Pubblicato il: 12 Maggio, 2008

Memoria e verità

Festa della LiberazioneLe celebrazioni per il 25 aprile, festa della Liberazione dell’Italia dal nazifascismo, hanno portato nuovamente alla luce le lacerazioni della società italiana, tuttora orfana di una memoria condivisa sulla sua storia.

Abbiamo assistito, ancora una volta, al tentativo scandaloso di riscrivere la storia a seconda delle proprie tendenze politiche. Pur sottolineando che anche la sinistra non ha niente da insegnare in fatto di memoria e verità, data la scandalosa e indubbia occultazione da parte di alcuni suoi membri degli orrori dei regimi comunisti e dello stalinismo, non possiamo fare a meno di notare che l’attacco alla verità in merito alle vicende italiane della seconda guerra mondiale venga quasi esclusivamente da destra. Come si può equiparare chi ha combattuto per la libertà a chi ha lottato per distruggerla? Come è possibile mettere sullo stesso piano i partigiani e i militanti della Repubblica di Salò? Come si può non sottolineare con forza l’abominio delle leggi razziali e dell’ideologia fascista?

E’ penoso vedere come il popolo italiano non sappia o non voglia ancora sapere come sono andate davvero le cose in quel terribile ventennio fascista. La colpa di questo stato di cose è da suddividere tra vari settori della società, ma i principali responsabili sono sicuramente alcuni nostri politici, che sventolano la minaccia comunista e riscrivono la storia, chiedendo degni riconoscimenti per i giovani di Salò. E’ vero, la situazione italiana dal ’43 al ’45 era molto difficile; gli italiani dopo l’armistizio dell’8 settembre hanno dovuto fare una scelta improvvisa, drastica e inaspettata.

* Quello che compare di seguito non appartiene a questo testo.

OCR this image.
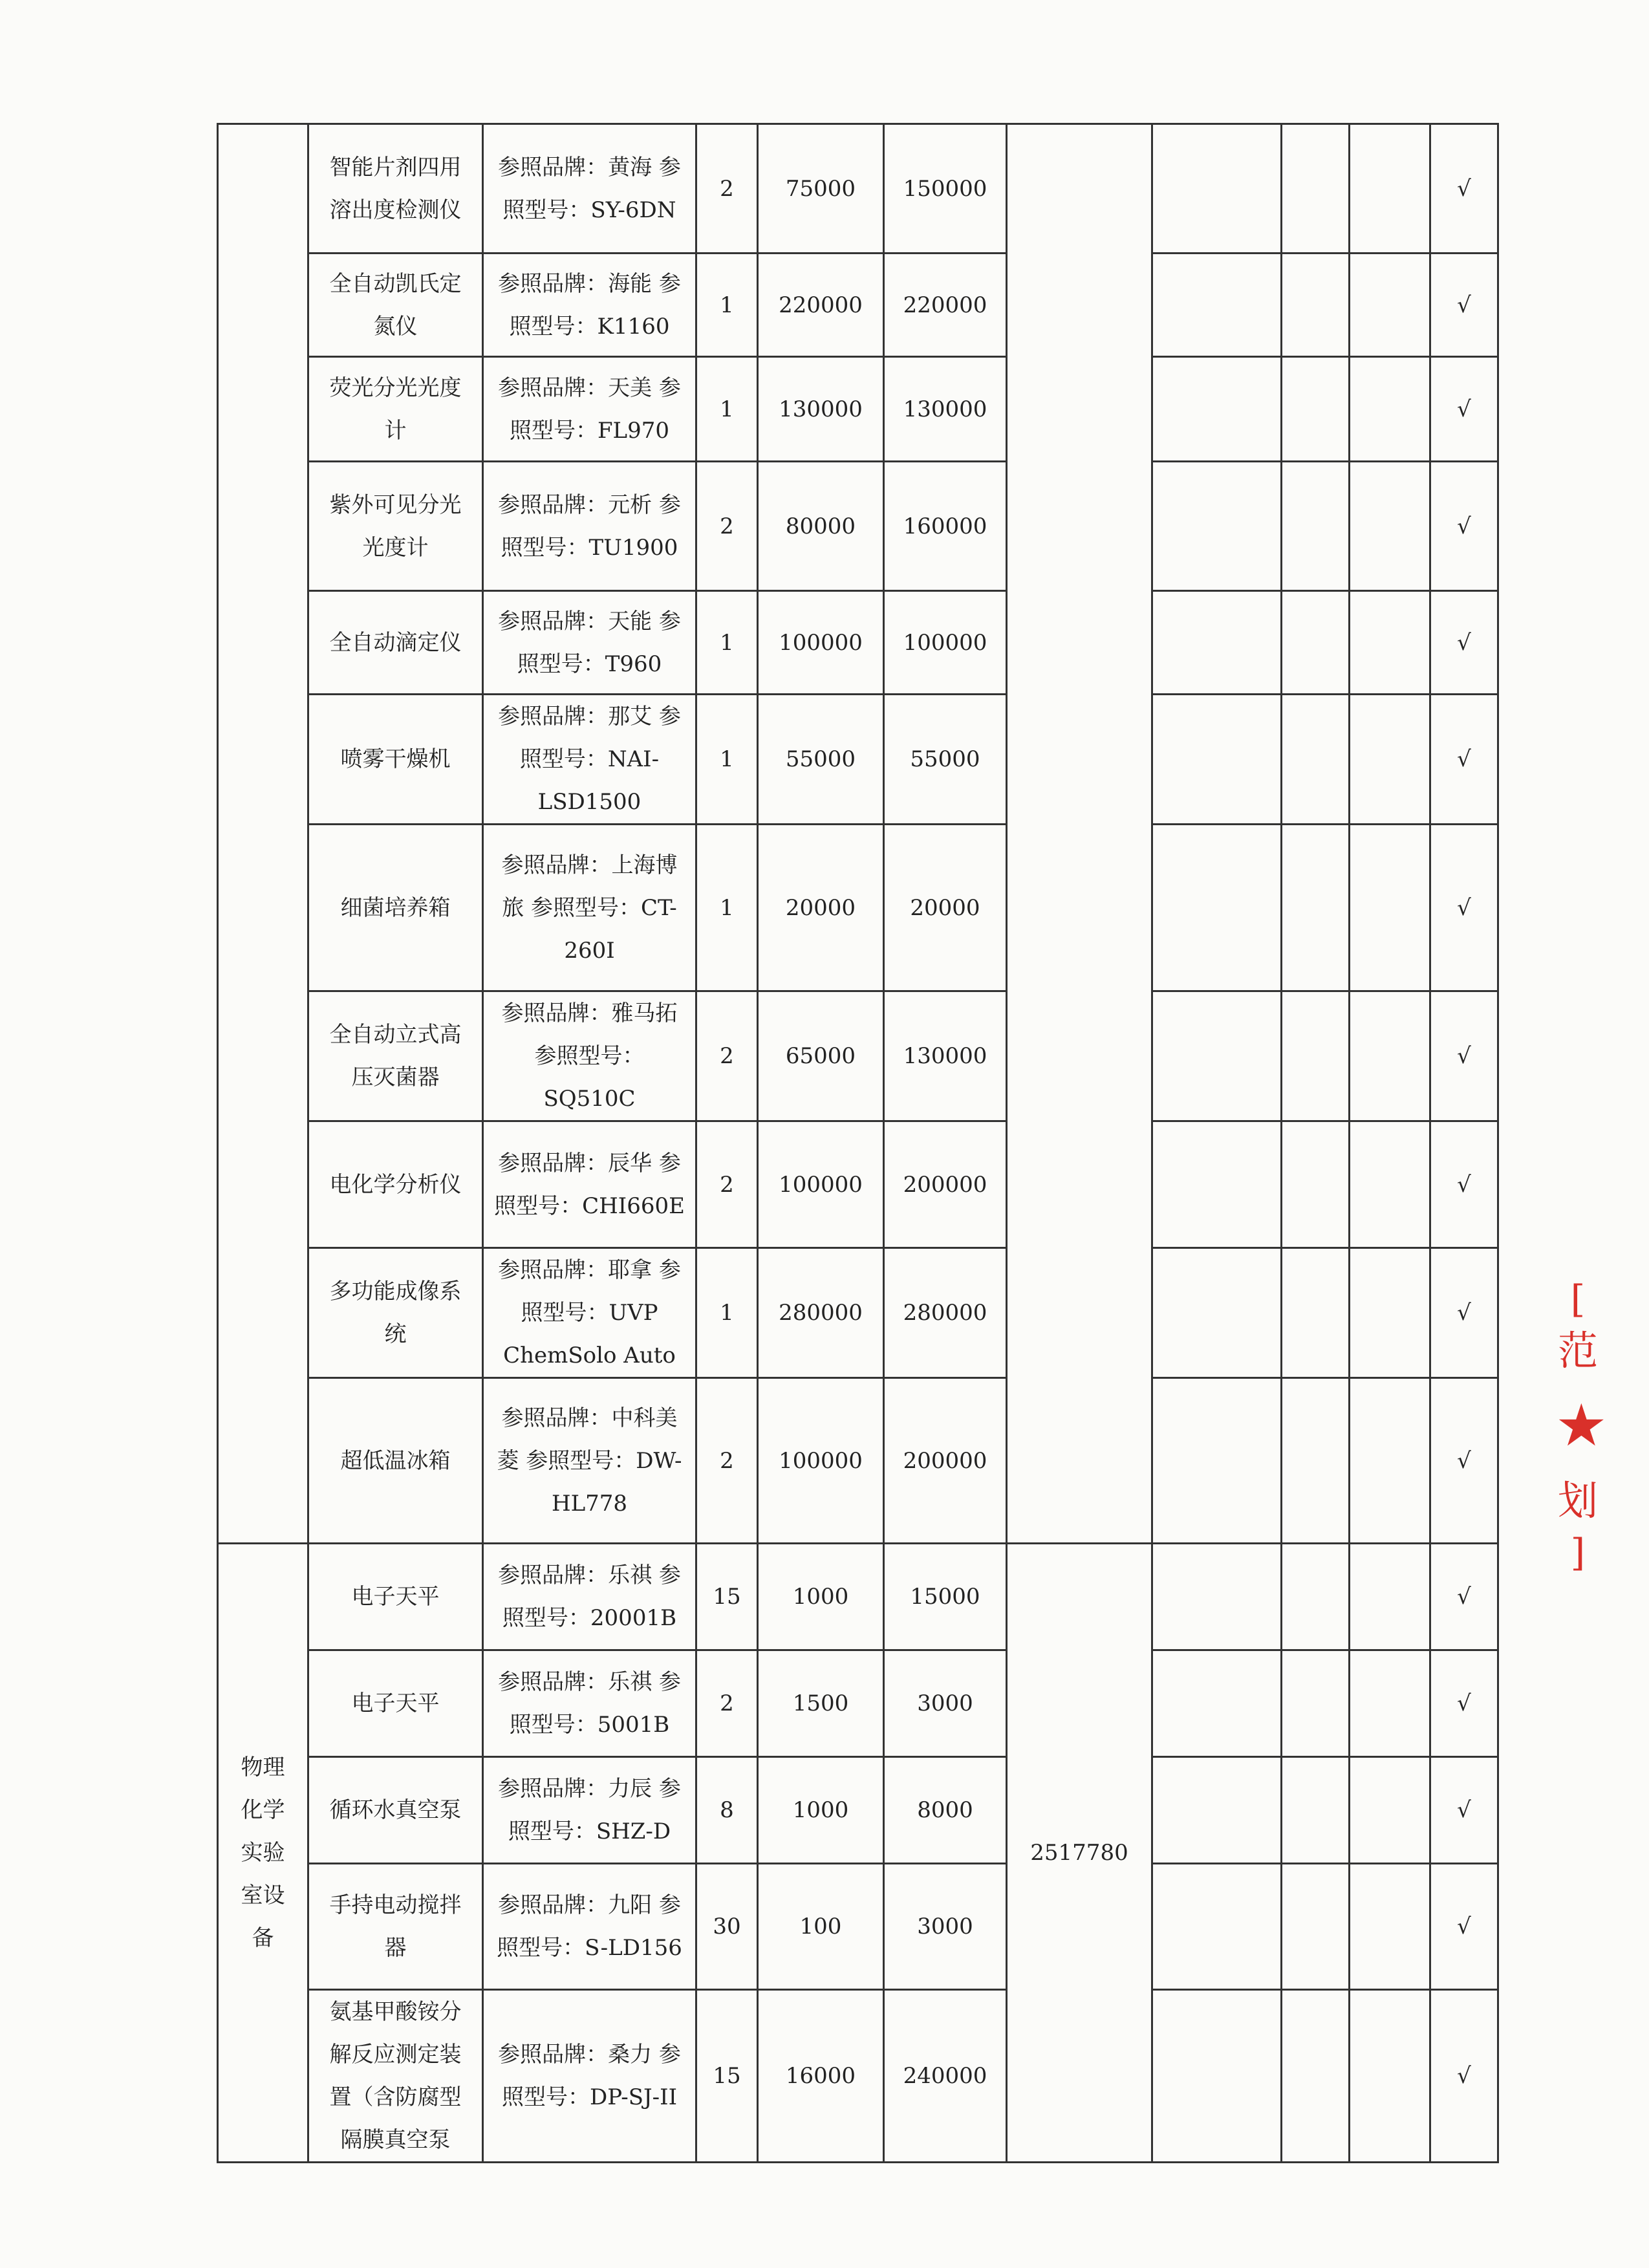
	智能片剂四用溶出度检测仪	参照品牌：黄海 参照型号：SY-6DN	2	75000	150000					√
	全自动凯氏定氮仪	参照品牌：海能 参照型号：K1160	1	220000	220000					√
	荧光分光光度计	参照品牌：天美 参照型号：FL970	1	130000	130000					√
	紫外可见分光光度计	参照品牌：元析 参照型号：TU1900	2	80000	160000					√
	全自动滴定仪	参照品牌：天能 参照型号：T960	1	100000	100000					√
	喷雾干燥机	参照品牌：那艾 参照型号：NAI-LSD1500	1	55000	55000					√
	细菌培养箱	参照品牌：上海博旅 参照型号：CT-260I	1	20000	20000					√
	全自动立式高压灭菌器	参照品牌：雅马拓 参照型号：SQ510C	2	65000	130000					√
	电化学分析仪	参照品牌：辰华 参照型号：CHI660E	2	100000	200000					√
	多功能成像系统	参照品牌：耶拿 参照型号：UVP ChemSolo Auto	1	280000	280000					√
	超低温冰箱	参照品牌：中科美菱 参照型号：DW-HL778	2	100000	200000					√
物理化学实验室设备	电子天平	参照品牌：乐祺 参照型号：20001B	15	1000	15000	2517780				√
	电子天平	参照品牌：乐祺 参照型号：5001B	2	1500	3000					√
	循环水真空泵	参照品牌：力辰 参照型号：SHZ-D	8	1000	8000					√
	手持电动搅拌器	参照品牌：九阳 参照型号：S-LD156	30	100	3000					√
	氨基甲酸铵分解反应测定装置（含防腐型隔膜真空泵	参照品牌：桑力 参照型号：DP-SJ-II	15	16000	240000					√
[
范
★
划
]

Molti non avevano chiare idee politiche e, ad eccezione dei comunisti i quali sapevano benissimo quali fossero i loro nemici, non sapevano con certezza da quale parte schierarsi. Per alcuni combattere al fianco degli Americani contro i connazionali fascisti era visto come un tradimento della bandiera, per altri ciò significò invece lottare per la libertà e per la dignità di tutti gli uomini. Verso i primi, se siamo realmente antifascisti, dobbiamo essere tolleranti, ma certo essi non sono degni della nostra stima. Ma solo ai secondi deve andare la nostra profonda riconoscenza; a loro è dedicato il 25 aprile. Molti sono periti in battaglia o sono finiti nei lager di Hitler; per loro la minaccia in caso di sconfitta o nel caso venissero scoperti era molto più grande di quella dei giovani di Salò, che potevano anche subire un “giusto processo” dagli Alleati e magari veder salva la loro vita e sacrificata “solo” la loro libertà.

Ma molti combatterono al fianco di Hitler e della Repubblica di Salò non perché vittime della propaganda fascista o perché incapaci di fare la scelta giusta in una situazione così difficile, ma perché realmente affascinati o persino convintamene seguaci dell’ideologia nazifascista.
In Italia di questi ultimi non si parla praticamente più; la loro storia è caduta nell’oblio e anzi da più parti si cerca di riabilitarla; qualcuno parla addirittura dell’opportunità di riscrivere i testi scolastici, colpevoli di non dare giusta enfasi al loro sacrificio. Di fronte a tali tentativi dovremmo reagire con indignazione e fermezza, mentre vediamo che le reazioni non ci sono o addirittura queste “acrobazie dialettiche sulla nostra storia” trovano pareri favorevoli.

A onor del vero dobbiamo dire che il problema della memoria e dell’assenza di una verità condivisa è ben presente anche in altri paesi, pressoché in tutti. La Germania ha atteso decine di anni per fare i conti col nazismo, la Francia stenta ancora a riconoscere l’orrore del proprio passato coloniale, gli Stati Uniti sembrano essersi dimenticati che per dare vita al “paese della libertà” hanno sterminato un’intera popolazione, gli Indiani. Che la parola vada dunque agli storici, che ricercano non una conferma alle loro opinioni o una scusa alle nefandezze dei loro padri, ma la verità, senza la quale la democrazia è una bottiglia vuota e la giustizia un’utopia.